Il est donc tout à fait naturel qu’elle ait conçu cette première partie de la saison 21/22 autour de collectifs et de créations qui interrogent notre rapport à la communauté, à travers des récits personnels et des rencontres avec le corps collectif et social.
Par exemple, Christos Papadopoulos. Depuis qu’il interroge le corps social, l’organisation de l’essaim, le rapport au temps et autres structures collectives, le chorégraphe grec devient petit à petit incontournable sur nos scènes. Dans Larsen C, sa nouvelle création, le groupe interroge les limites de la perception. Larsen C se construit sur du mouvement pur, à la recherche de d’une qualité méditative de la contemplation qui pourtant aiguise nos sens.

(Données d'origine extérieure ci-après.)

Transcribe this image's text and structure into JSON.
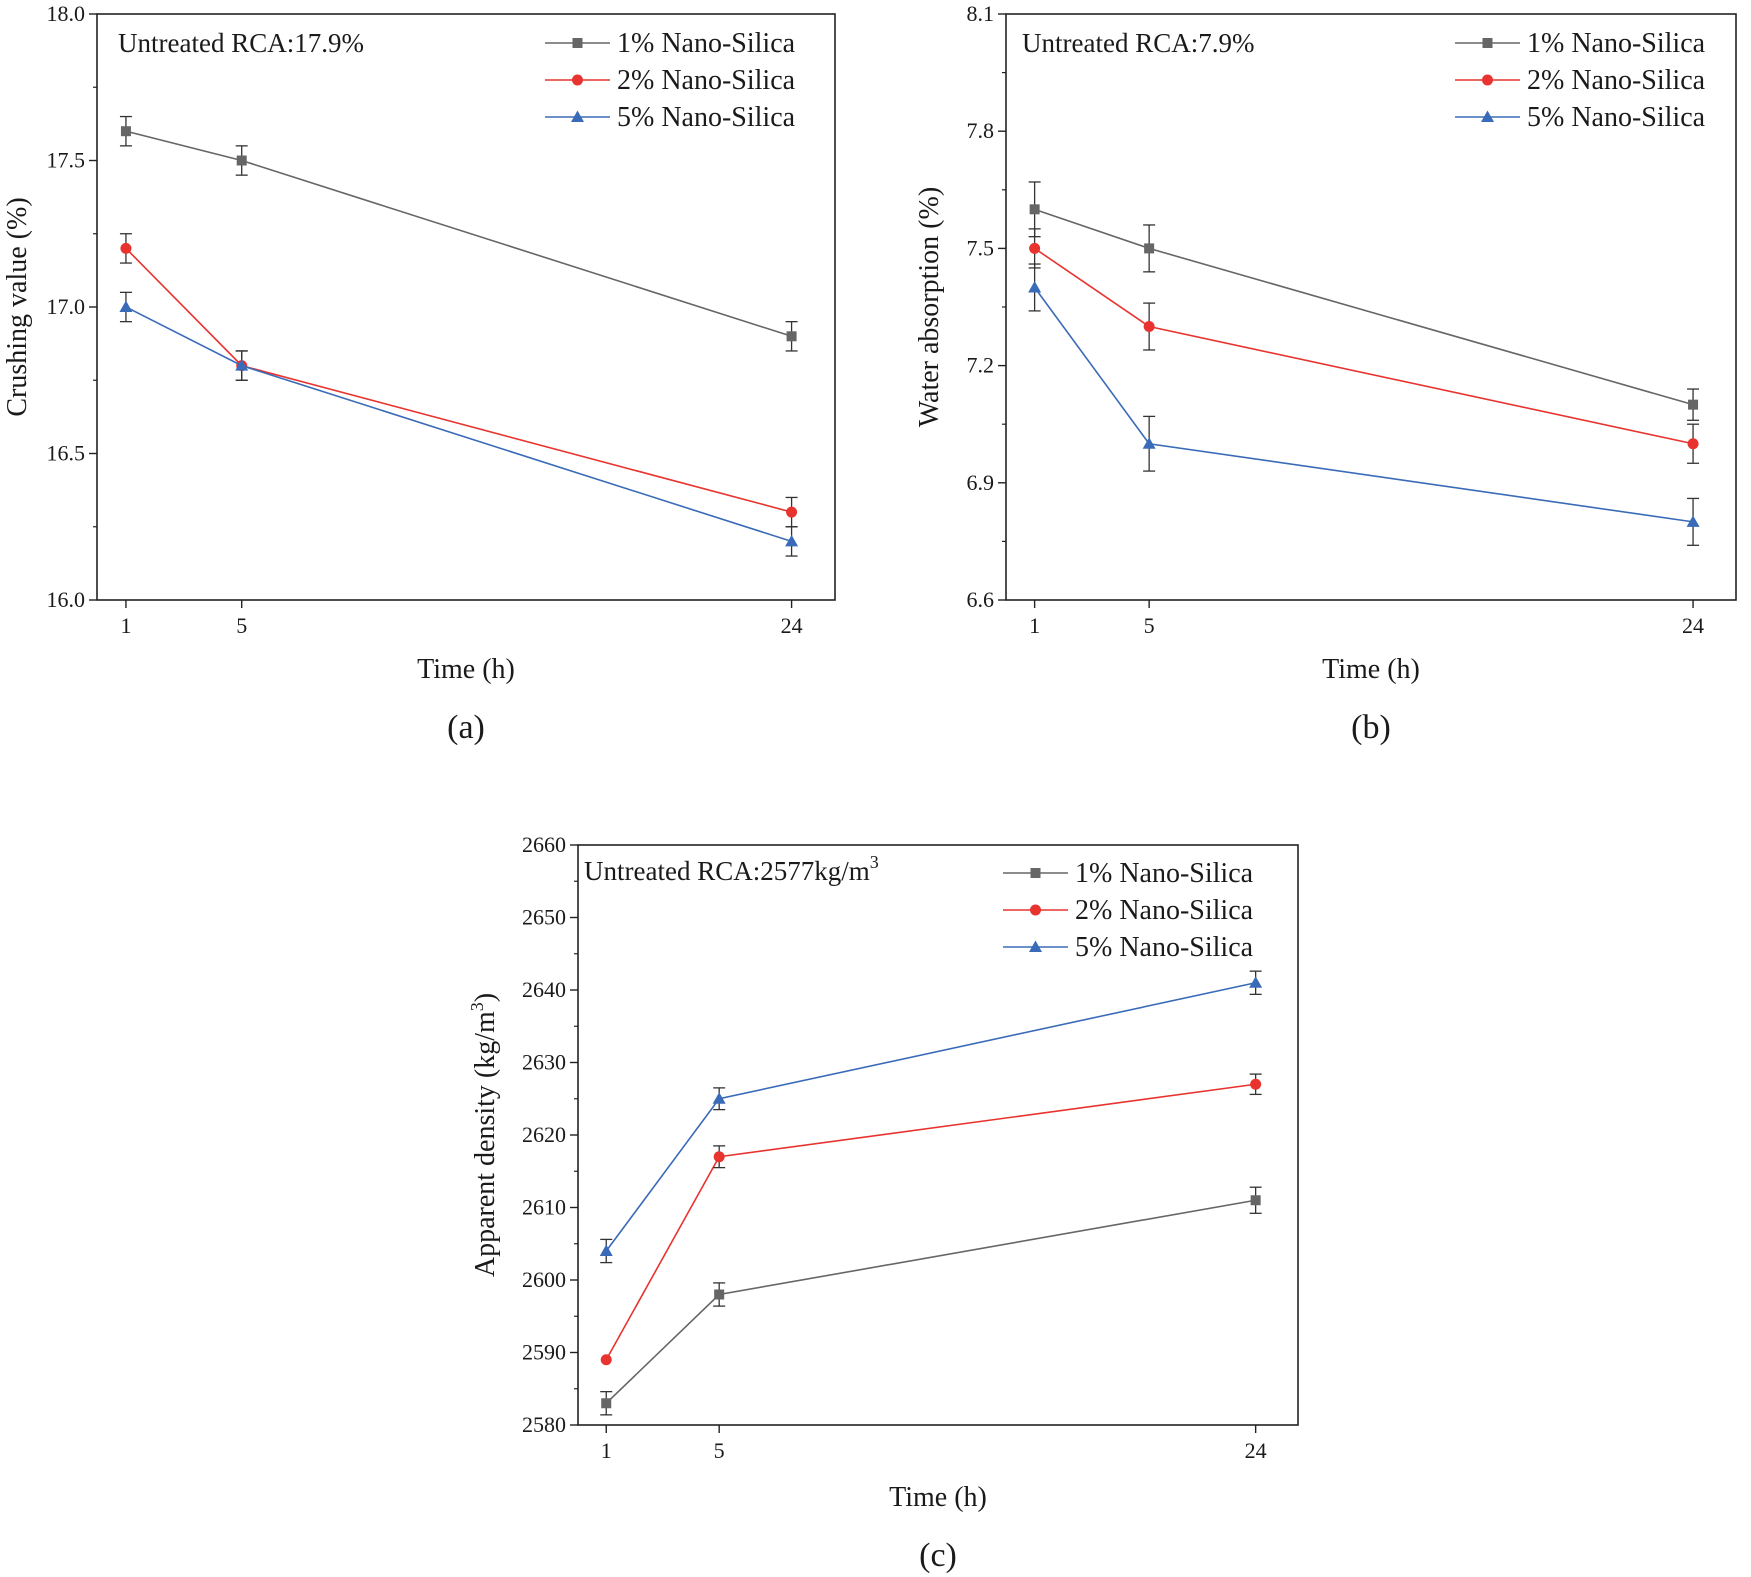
{
  "chart_data": [
    {
      "type": "line",
      "panel_label": "(a)",
      "annotation": "Untreated RCA:17.9%",
      "xlabel": "Time (h)",
      "ylabel": "Crushing value (%)",
      "x": [
        1,
        5,
        24
      ],
      "x_tick_labels": [
        "1",
        "5",
        "24"
      ],
      "xlim": [
        0,
        25.5
      ],
      "ylim": [
        16.0,
        18.0
      ],
      "y_ticks": [
        16.0,
        16.5,
        17.0,
        17.5,
        18.0
      ],
      "y_tick_labels": [
        "16.0",
        "16.5",
        "17.0",
        "17.5",
        "18.0"
      ],
      "legend_position": "top-right",
      "series": [
        {
          "name": "1% Nano-Silica",
          "color": "#666666",
          "marker": "square",
          "values": [
            17.6,
            17.5,
            16.9
          ],
          "errors": [
            0.05,
            0.05,
            0.05
          ]
        },
        {
          "name": "2% Nano-Silica",
          "color": "#e8332f",
          "marker": "circle",
          "values": [
            17.2,
            16.8,
            16.3
          ],
          "errors": [
            0.05,
            0.05,
            0.05
          ]
        },
        {
          "name": "5% Nano-Silica",
          "color": "#3a6bb8",
          "marker": "triangle",
          "values": [
            17.0,
            16.8,
            16.2
          ],
          "errors": [
            0.05,
            0.05,
            0.05
          ]
        }
      ]
    },
    {
      "type": "line",
      "panel_label": "(b)",
      "annotation": "Untreated RCA:7.9%",
      "xlabel": "Time (h)",
      "ylabel": "Water absorption (%)",
      "x": [
        1,
        5,
        24
      ],
      "x_tick_labels": [
        "1",
        "5",
        "24"
      ],
      "xlim": [
        0,
        25.5
      ],
      "ylim": [
        6.6,
        8.1
      ],
      "y_ticks": [
        6.6,
        6.9,
        7.2,
        7.5,
        7.8,
        8.1
      ],
      "y_tick_labels": [
        "6.6",
        "6.9",
        "7.2",
        "7.5",
        "7.8",
        "8.1"
      ],
      "legend_position": "top-right",
      "series": [
        {
          "name": "1% Nano-Silica",
          "color": "#666666",
          "marker": "square",
          "values": [
            7.6,
            7.5,
            7.1
          ],
          "errors": [
            0.07,
            0.06,
            0.04
          ]
        },
        {
          "name": "2% Nano-Silica",
          "color": "#e8332f",
          "marker": "circle",
          "values": [
            7.5,
            7.3,
            7.0
          ],
          "errors": [
            0.05,
            0.06,
            0.05
          ]
        },
        {
          "name": "5% Nano-Silica",
          "color": "#3a6bb8",
          "marker": "triangle",
          "values": [
            7.4,
            7.0,
            6.8
          ],
          "errors": [
            0.06,
            0.07,
            0.06
          ]
        }
      ]
    },
    {
      "type": "line",
      "panel_label": "(c)",
      "annotation": "Untreated RCA:2577kg/m",
      "annotation_superscript": "3",
      "xlabel": "Time (h)",
      "ylabel": "Apparent density (kg/m",
      "ylabel_superscript": "3",
      "ylabel_suffix": ")",
      "x": [
        1,
        5,
        24
      ],
      "x_tick_labels": [
        "1",
        "5",
        "24"
      ],
      "xlim": [
        0,
        25.5
      ],
      "ylim": [
        2580,
        2660
      ],
      "y_ticks": [
        2580,
        2590,
        2600,
        2610,
        2620,
        2630,
        2640,
        2650,
        2660
      ],
      "y_tick_labels": [
        "2580",
        "2590",
        "2600",
        "2610",
        "2620",
        "2630",
        "2640",
        "2650",
        "2660"
      ],
      "legend_position": "top-right",
      "series": [
        {
          "name": "1% Nano-Silica",
          "color": "#666666",
          "marker": "square",
          "values": [
            2583,
            2598,
            2611
          ],
          "errors": [
            1.6,
            1.6,
            1.8
          ]
        },
        {
          "name": "2% Nano-Silica",
          "color": "#e8332f",
          "marker": "circle",
          "values": [
            2589,
            2617,
            2627
          ],
          "errors": [
            0,
            1.5,
            1.4
          ]
        },
        {
          "name": "5% Nano-Silica",
          "color": "#3a6bb8",
          "marker": "triangle",
          "values": [
            2604,
            2625,
            2641
          ],
          "errors": [
            1.6,
            1.5,
            1.6
          ]
        }
      ]
    }
  ]
}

Si Papadopoulos vient d’Athènes pour travailler sur des interrogations universelles, le Belge Koen Augustijnen a décidé de se rendre en Grèce, continuant ainsi ses voyages autour du bassin méditerranéen. Après sa rencontre avec des danseurs palestiniens (Badke) et sa collaboration avec Omar Rajeh pour une fête chorégraphique et culinaire libanaise (Beytna), le voici en Grèce, comme d’habitude en compagnie artistique de Rosalba Torres Guerrero. De ses multiples voyages sur ces terres, il revient avec une pièce chorégraphique et musicale qu’il intitule Lamenta, puisque dans cette création, neuf danseurs grecs et autant de musiciens prennent contact avec les chants funéraires rituels de la région de l’Épire, au nord de la Grèce. Ce sont des chants qui bercent les enterrements, mais aussi les adieux à la famille en cas de mariage ou d’émigration.

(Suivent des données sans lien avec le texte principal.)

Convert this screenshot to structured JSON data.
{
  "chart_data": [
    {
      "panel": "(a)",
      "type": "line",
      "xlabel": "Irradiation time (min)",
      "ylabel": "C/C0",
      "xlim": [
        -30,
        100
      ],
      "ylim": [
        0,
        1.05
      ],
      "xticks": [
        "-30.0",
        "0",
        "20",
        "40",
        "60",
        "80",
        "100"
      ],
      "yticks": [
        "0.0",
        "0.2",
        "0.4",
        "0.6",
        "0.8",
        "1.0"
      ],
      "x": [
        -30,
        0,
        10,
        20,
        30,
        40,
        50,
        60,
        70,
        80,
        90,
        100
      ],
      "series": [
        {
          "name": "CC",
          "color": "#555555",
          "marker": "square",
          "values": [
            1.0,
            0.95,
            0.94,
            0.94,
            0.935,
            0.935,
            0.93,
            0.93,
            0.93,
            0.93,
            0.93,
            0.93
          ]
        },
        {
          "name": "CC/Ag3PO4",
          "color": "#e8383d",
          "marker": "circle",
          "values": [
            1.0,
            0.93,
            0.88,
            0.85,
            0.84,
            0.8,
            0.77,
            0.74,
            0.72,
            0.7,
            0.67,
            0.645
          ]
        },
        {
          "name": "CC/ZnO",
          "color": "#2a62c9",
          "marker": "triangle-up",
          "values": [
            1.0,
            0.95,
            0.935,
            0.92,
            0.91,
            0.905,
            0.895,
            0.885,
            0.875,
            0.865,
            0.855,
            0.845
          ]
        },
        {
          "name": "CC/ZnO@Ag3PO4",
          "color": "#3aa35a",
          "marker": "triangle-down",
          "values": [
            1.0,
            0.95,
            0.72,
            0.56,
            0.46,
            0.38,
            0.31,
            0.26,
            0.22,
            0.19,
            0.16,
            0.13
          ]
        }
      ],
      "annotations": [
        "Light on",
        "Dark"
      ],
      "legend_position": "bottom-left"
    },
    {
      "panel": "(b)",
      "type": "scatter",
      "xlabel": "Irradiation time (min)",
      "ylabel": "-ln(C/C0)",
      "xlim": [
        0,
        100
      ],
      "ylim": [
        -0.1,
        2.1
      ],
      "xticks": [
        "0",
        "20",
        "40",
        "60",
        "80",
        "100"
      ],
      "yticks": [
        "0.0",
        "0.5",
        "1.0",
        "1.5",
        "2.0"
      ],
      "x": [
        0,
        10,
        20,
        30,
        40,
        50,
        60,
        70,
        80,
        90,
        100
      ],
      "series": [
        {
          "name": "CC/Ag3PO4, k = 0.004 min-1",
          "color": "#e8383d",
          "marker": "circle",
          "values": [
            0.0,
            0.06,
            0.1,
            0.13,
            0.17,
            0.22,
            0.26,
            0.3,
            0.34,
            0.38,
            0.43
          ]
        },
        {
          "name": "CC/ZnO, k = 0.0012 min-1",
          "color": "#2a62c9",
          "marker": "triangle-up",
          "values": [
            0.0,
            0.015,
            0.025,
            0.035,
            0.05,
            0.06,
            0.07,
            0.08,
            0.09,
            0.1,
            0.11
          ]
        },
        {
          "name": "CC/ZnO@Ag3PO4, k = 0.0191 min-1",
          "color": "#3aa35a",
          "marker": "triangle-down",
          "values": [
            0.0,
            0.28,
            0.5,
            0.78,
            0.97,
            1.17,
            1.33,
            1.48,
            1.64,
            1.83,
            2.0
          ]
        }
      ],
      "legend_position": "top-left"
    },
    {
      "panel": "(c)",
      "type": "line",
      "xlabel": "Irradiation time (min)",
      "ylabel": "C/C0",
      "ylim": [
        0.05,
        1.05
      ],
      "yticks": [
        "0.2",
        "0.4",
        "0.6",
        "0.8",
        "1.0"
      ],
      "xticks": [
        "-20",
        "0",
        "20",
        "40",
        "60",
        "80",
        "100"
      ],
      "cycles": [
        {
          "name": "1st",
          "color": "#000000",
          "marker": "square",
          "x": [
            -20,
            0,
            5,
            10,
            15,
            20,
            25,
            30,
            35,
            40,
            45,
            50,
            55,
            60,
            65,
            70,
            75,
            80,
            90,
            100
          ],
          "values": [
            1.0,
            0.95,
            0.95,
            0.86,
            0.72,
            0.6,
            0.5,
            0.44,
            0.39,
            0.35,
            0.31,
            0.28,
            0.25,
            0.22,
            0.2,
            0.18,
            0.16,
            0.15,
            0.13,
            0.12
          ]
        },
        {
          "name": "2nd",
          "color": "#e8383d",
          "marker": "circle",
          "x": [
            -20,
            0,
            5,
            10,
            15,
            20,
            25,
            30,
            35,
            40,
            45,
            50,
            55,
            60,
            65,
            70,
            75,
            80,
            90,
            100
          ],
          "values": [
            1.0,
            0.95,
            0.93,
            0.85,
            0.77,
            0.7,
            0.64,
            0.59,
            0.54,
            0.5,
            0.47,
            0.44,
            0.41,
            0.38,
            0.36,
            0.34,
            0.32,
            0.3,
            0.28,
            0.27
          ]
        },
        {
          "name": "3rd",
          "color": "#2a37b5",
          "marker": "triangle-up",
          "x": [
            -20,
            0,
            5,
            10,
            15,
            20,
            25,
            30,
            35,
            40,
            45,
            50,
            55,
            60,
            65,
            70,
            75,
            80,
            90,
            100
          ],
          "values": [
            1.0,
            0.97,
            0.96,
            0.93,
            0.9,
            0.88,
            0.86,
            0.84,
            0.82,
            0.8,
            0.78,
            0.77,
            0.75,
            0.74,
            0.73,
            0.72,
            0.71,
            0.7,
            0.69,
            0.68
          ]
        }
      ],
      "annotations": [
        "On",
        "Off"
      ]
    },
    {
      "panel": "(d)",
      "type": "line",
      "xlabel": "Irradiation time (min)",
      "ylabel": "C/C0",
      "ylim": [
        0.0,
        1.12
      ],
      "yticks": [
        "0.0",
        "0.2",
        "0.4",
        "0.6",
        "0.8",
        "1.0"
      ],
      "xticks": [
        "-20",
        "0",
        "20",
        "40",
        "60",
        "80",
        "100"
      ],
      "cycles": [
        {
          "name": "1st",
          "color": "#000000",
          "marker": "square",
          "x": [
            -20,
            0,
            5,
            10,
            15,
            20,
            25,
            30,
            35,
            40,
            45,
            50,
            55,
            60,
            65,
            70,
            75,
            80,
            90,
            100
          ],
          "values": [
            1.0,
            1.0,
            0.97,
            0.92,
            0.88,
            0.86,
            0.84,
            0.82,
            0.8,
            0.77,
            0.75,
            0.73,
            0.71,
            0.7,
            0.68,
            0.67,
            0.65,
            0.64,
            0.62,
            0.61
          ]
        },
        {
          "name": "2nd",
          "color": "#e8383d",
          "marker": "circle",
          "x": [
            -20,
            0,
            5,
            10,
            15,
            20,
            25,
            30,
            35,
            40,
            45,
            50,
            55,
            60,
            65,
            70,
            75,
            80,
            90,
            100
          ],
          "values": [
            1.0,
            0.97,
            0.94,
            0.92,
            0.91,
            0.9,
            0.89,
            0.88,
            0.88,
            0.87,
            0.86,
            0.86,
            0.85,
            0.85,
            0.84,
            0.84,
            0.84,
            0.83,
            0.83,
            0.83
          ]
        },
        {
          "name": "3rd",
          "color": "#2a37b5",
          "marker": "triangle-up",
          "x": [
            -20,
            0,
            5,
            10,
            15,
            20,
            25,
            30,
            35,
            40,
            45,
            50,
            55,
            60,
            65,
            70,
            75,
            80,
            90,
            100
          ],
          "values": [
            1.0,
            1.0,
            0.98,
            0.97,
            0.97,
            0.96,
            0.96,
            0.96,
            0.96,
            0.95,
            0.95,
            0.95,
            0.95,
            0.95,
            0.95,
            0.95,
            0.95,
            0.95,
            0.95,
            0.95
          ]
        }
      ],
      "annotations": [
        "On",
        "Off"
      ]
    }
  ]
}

Ce retour aux sources résonne forcément avec le voyage de Hamid Ben Mahi sur les terres de ses parents et ancêtres, que le chorégraphe revit et partage avec nous dans Yellel. Où il cherche le lien avec ces origines, en laissant hip hop et danses traditionnelles se parler à travers les corps d’aujourd’hui, empreints d’urbanité européenne, en toute sincérité. Confirmé par notre rédactrice Sophie Lesort qui y a reconnu « une pièce à la fois émouvante et radieuse /…/ empreinte de générosité, d’humour et d’allégresse » [lire sa critique].
En Afrique du Sud, les danseurs de Moving Into Dance Mophatong font communauté avant même de monter sur un plateau. Ils se lancent ici dans une nouvelle création avec l’inénarrable Robyn Orlin, sans cesse en mouvement entre l’Europe et Johannesbourg, Elle rend ici hommage aux conducteurs de taxis-vélos, les rickshaws zoulous. We wear our wheels with pride – and slap your streets with color… we said “bonjour” to satan in 1820 : Il va de soi que le titre est en soi aussi festif et exubérant que cette revue dansée, chantée et filmée.

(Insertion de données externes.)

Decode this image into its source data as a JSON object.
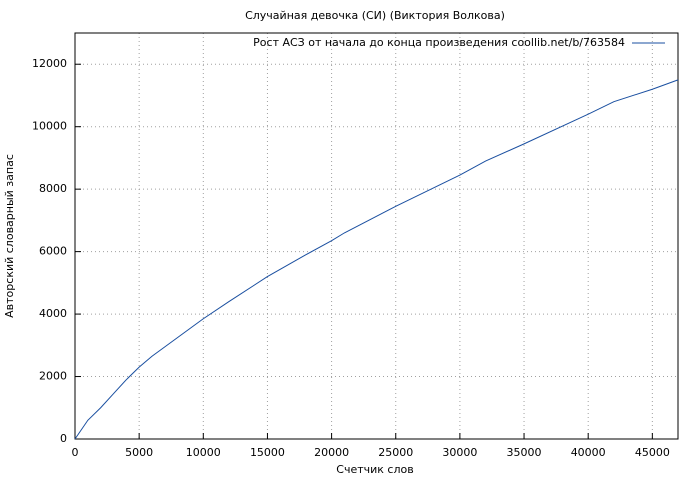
{
  "chart_data": {
    "type": "line",
    "title": "Случайная девочка (СИ) (Виктория Волкова)",
    "x_label": "Счетчик слов",
    "y_label": "Авторский словарный запас",
    "x": [
      0,
      1000,
      2000,
      3000,
      4000,
      5000,
      6000,
      7000,
      8000,
      9000,
      10000,
      12000,
      15000,
      18000,
      20000,
      21000,
      25000,
      30000,
      32000,
      35000,
      40000,
      42000,
      45000,
      47000
    ],
    "series": [
      {
        "name": "Рост АСЗ от начала до конца произведения coollib.net/b/763584",
        "color": "#1a4fa0",
        "values": [
          0,
          600,
          1000,
          1450,
          1900,
          2300,
          2650,
          2950,
          3250,
          3550,
          3850,
          4400,
          5200,
          5900,
          6350,
          6600,
          7450,
          8450,
          8900,
          9450,
          10400,
          10800,
          11200,
          11500
        ]
      }
    ],
    "xlim": [
      0,
      47000
    ],
    "ylim": [
      0,
      13000
    ],
    "xticks": [
      0,
      5000,
      10000,
      15000,
      20000,
      25000,
      30000,
      35000,
      40000,
      45000
    ],
    "yticks": [
      0,
      2000,
      4000,
      6000,
      8000,
      10000,
      12000
    ],
    "grid": true,
    "legend": "top-right"
  }
}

Mais il y a un autre genre de communauté. Par exemple, celle de Dorothée Munyaneza – très internationale, mais placée sous le signe de la solidarité féminine. Voilà six femmes, artistes chorégraphiques de trois continents, et en chacune d’entre elles se tisse un maillage de cultures, d’arts et de vocations qui partagent avec nous leurs joies et ténèbres, rires, larmes et danses. Il faut dire que Munyaneza est elle-même autant artiste musicale que chorégraphique et tisse ici de jolies Mailles entre les arts et les êtres.
Chez Georges Appaix, cette complicité entre les interprètes – travaillant ensemble de longue date – comme entre danse, théâtre, musique se teint d’une autodérision joyeuse. Avec XYZ ou comment parvenir à ses fins, le Marseillais met effectivement fin à sa carrière de chorégraphe, non sans prouver une dernière fois sa finesse et son sens de l’humour. Philippe Verrièle lui atteste une « désinvolture gestuelle extrêmement précise dans les rythmes » et « un fonctionnement d’horlogerie aussi réglé que décontracté. » (lire notre critique).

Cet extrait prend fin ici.